Hamburg/Berlin (ddp/red) - Wie der Bund für Umwelt und Naturschutz Deutschland (BUND) am Sonntag mitteilte, beteiligten sich mehr als 8000 Menschen in über 50 Städten. Zu dem bundesweiten Aktionstag hatten Parteien, Umweltverbände und Gewerkschaften aufgerufen.

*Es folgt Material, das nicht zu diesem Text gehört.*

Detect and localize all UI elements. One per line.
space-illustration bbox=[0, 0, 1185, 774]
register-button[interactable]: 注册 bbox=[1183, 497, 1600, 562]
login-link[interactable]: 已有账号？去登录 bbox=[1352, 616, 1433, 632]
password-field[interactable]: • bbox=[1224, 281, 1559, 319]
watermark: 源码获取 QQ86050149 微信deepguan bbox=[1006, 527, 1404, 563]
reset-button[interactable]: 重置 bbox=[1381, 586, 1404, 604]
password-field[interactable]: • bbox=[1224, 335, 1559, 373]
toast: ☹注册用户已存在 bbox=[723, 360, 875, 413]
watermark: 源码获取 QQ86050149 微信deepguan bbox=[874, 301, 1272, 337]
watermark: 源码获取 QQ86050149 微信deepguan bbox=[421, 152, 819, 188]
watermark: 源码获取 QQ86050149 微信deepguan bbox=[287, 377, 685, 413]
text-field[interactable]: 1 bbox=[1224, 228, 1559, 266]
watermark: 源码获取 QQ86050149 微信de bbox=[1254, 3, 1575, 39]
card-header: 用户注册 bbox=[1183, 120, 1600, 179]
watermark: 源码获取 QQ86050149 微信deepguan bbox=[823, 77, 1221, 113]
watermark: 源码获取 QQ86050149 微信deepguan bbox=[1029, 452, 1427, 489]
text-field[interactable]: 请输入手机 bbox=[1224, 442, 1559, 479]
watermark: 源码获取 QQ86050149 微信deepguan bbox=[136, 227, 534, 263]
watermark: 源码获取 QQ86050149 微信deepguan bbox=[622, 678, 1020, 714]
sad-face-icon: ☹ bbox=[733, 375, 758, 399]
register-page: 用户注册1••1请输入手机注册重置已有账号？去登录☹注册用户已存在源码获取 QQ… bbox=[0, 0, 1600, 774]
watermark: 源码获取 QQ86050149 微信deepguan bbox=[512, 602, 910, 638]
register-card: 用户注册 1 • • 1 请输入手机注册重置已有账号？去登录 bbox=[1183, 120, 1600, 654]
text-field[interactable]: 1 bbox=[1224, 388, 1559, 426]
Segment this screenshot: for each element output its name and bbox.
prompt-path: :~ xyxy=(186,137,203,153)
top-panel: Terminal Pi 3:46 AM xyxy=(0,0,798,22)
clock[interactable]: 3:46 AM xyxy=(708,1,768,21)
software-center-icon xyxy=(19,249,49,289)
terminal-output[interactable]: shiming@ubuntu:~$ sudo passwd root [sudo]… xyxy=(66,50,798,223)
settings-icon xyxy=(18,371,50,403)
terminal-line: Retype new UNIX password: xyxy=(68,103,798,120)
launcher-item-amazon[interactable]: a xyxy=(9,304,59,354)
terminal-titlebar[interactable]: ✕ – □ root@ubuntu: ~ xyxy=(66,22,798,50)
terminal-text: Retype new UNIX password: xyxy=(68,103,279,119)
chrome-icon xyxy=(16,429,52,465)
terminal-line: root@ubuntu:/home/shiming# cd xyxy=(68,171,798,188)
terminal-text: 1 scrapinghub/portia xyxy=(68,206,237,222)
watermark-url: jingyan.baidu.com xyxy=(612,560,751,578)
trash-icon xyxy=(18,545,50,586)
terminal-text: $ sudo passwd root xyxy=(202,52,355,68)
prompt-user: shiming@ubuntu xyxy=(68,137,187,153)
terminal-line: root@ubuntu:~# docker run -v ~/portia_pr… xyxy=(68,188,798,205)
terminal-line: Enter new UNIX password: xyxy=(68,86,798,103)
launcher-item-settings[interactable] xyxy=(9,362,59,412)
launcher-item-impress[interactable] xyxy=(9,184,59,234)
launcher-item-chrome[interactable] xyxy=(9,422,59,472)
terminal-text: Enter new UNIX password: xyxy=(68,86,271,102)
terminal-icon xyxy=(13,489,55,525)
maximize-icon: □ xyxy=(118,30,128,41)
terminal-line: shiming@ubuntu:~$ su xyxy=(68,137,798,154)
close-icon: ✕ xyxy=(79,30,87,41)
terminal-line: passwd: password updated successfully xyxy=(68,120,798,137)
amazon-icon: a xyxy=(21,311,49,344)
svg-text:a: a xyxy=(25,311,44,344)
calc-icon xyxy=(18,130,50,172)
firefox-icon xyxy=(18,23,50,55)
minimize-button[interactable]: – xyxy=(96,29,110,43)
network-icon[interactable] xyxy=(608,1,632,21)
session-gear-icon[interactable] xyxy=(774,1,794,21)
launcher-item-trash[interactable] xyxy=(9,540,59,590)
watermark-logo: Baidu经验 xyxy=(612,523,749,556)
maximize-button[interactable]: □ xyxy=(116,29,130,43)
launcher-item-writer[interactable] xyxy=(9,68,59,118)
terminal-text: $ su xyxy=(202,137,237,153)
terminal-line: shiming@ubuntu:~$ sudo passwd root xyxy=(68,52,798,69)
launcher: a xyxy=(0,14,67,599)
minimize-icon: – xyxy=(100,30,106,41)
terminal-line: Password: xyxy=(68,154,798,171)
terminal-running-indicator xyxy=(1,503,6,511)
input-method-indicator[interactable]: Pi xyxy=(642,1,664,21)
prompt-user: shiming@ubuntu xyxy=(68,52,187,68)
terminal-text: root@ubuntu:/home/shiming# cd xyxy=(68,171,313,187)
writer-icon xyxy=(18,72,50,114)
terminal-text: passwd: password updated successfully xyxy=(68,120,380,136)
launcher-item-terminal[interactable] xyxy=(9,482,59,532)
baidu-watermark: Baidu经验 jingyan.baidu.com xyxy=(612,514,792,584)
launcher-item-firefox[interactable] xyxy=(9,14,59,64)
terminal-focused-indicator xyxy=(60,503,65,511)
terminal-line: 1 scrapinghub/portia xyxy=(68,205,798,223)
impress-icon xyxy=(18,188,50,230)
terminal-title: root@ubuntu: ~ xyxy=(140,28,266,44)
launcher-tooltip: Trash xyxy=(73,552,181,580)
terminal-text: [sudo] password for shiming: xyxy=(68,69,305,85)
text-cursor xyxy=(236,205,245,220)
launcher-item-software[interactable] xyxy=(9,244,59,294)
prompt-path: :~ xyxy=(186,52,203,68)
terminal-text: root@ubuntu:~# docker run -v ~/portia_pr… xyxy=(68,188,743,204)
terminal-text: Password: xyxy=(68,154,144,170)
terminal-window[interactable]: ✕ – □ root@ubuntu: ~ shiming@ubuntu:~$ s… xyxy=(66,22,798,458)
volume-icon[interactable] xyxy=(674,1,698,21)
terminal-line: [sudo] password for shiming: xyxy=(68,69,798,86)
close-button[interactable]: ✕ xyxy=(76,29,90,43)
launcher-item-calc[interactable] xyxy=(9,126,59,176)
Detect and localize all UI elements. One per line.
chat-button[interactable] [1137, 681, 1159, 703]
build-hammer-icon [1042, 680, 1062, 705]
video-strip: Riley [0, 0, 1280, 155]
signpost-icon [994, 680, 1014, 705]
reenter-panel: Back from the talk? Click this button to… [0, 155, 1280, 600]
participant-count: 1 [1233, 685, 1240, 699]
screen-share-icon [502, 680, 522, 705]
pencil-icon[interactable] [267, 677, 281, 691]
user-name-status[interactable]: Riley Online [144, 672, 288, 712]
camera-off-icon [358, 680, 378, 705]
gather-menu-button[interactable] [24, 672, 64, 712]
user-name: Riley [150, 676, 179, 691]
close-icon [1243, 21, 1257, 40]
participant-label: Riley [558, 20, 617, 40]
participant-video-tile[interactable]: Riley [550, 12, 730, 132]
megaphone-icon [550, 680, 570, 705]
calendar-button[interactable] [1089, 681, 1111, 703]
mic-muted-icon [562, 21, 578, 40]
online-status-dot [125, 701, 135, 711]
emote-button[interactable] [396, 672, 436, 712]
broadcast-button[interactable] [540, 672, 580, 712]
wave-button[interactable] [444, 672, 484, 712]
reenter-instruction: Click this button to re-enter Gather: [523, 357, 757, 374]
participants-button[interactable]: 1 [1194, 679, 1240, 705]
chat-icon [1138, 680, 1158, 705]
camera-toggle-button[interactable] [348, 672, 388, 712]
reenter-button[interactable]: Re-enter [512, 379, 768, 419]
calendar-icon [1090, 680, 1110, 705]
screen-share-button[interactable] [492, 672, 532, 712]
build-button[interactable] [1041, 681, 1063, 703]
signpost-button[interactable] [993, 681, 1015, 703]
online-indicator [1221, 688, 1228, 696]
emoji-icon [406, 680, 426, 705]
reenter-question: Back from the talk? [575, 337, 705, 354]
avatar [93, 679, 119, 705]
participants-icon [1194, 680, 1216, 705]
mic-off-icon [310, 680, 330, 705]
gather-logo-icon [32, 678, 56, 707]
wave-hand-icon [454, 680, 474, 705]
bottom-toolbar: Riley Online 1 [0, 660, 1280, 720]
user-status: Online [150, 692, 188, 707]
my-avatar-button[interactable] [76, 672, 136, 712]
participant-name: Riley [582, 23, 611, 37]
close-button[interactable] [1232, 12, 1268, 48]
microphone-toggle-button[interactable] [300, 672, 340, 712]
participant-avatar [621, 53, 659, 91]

Bei den Anti-Atom-Demos ging es laut BUND darum, sogenannte Probeketten zu bilden. Mit der Aktion sollte nach Angaben des Hamburger BUND-Koordinators, Björn Obmann, zum Protesttag am 24. April mobilisiert werden. Dann wollen Atomkraftgegner eine etwa 120 Kilometer lange Menschenkette zwischen den schleswig-holsteinischen Kernkraftwerken Krümmel und Brunsbüttel des Betreibers Vattenfall bilden. Der Pannenreaktor Krümmel steht nach einem Trafobrand und einem Kurzschluss mit kurzer Unterbrechung seit Ende Juni 2007 still. Brunsbüttel ist nach einer Schnellabschaltung ebenso lange vom Netz.
Zur Aktion am 24. April sind die 120 Kilometer zwischen den beiden Atommeilern laut Obmann in zahlreiche Abschnitte aufgeteilt, für die jeweils eine Region in Deutschland die Patenschaft übernommen hat und Aktivisten stellt. Lediglich Hamburg müsse für seine 35 Kilometer aus eigener Kraft die nötigen Teilnehmer mobilisieren.
In Hamburg hatten sich am Samstag entlang der Haupteinkaufsmeile Mönckebergstraße mehrere Hundert Atomkraftgegner eingefunden. Unter Sprechchören und mit Transparenten, Spruchbändern und Fahnen bildeten sie eine Reihe, die vom Kundenzentrum des Energiekonzerns Vattenfall fast bis zum Rathaus reichte, sagte Obmann. Nach seinen Angaben beteiligten sich rund 400 Menschen an der Aktion, die Polizei schätzte die Zahl auf etwa 500.
Auch in Hannover erstreckte sich die Probekette quer durch die Innenstadt. An der Kette, die vom Platz der Weltausstellung hinter dem Kröpcke Center bis in die Bahnhofsstraße reichte, hätten sich mehr als 250 Menschen beteiligt, unter ihnen sogar Fußballfans, sagte Organisatorin Christiane Weber vom BUND Niedersachsen. "Mit solch einer großen Beteiligung haben wir nicht gerechnet", so Weber. "Bei so einer hohen Beteiligung im Vorfeld sind wir zuversichtlich, die 120 Kilometer lange Menschenkette auf die Beine stellen zu können. Atomkraft ist nicht gewollt und das werden wir mit vielen großen und kleinen Aktionen deutlich machen."
Ebenfalls am Samstag demonstrierten Anti-Atom-Aktivisten auch in Berlin und Potsdam. In Berlin begann die Reihe am Mittag an der Zentrale von Vattenfall Europe und sollte vor der Unternehmensrepräsentanz von RWE enden. In Berlin zählte die Polizei rund 2000 Teilnehmer, die Veranstalter sprachen von 1500 Demonstranten. In Potsdam versammelten sich rund 120 Menschen.